Related Issues: What Else is Going On

This bug report references a couple of related issues. Understanding these helps provide context and can potentially offer clues for a fix:

• #124878: This issue is similar and involves a race condition during finalization. However, it involves drop_gil and free_threadstate rather than interpreter_clear and take_gil. This suggests that the finalization process itself is a complex area prone to concurrency issues.
• #104341: This issue provides background information on interpreter deletion during finalization. Knowing how the interpreter is deleted is important for understanding where and why such race conditions might occur.

These references help to understand the broader context of the problem and the ongoing efforts to address it within the CPython community.
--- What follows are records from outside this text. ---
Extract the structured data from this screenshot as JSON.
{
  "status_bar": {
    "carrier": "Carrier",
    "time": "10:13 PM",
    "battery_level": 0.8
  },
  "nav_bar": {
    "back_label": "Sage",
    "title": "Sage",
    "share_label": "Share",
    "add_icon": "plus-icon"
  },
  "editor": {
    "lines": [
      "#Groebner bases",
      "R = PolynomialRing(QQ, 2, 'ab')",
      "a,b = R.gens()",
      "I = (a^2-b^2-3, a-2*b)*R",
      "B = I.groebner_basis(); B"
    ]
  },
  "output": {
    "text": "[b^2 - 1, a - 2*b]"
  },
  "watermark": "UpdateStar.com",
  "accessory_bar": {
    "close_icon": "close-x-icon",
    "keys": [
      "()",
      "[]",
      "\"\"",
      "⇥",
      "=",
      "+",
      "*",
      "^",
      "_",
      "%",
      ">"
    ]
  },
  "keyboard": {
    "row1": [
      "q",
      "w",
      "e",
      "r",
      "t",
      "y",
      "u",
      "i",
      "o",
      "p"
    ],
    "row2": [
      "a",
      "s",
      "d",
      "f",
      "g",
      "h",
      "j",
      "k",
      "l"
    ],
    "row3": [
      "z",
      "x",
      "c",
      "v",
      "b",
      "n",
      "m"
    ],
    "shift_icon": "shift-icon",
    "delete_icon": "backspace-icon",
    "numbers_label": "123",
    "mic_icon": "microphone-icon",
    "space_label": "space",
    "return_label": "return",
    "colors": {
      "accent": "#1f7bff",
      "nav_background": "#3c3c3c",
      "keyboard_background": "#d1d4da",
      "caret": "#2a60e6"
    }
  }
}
CPython Versions Tested On

The issue has been confirmed on the CPython main branch and version 3.15, meaning this isn't an isolated problem. This increases the severity, as it potentially impacts a wide range of Python users.

Operating Systems Tested On

The bug was successfully reproduced on Linux, highlighting that it's a potential problem for many users who are running Python on Linux systems.

Conclusion: What Does It All Mean?

This data race in CPython, detected by ThreadSanitizer, highlights a critical concurrency issue during interpreter finalization. The interaction between the main thread's interpreter_clear() and daemon threads' attempts to acquire the GIL creates a vulnerability that can lead to unexpected behavior and crashes. Understanding the build configuration, test script, and TSan output is key to grasping the problem. This bug is concerning because it could cause unexpected behavior, especially in multithreaded applications. This issue underscores the complexity of multithreaded programming and the importance of thorough testing and synchronization mechanisms. Keep an eye on updates in the CPython repository, and make sure to test your multithreaded code thoroughly to avoid these types of issues!

That's it, guys! Hope you enjoyed the read, and now you have a better understanding of what to look out for when you're working with threads in Python.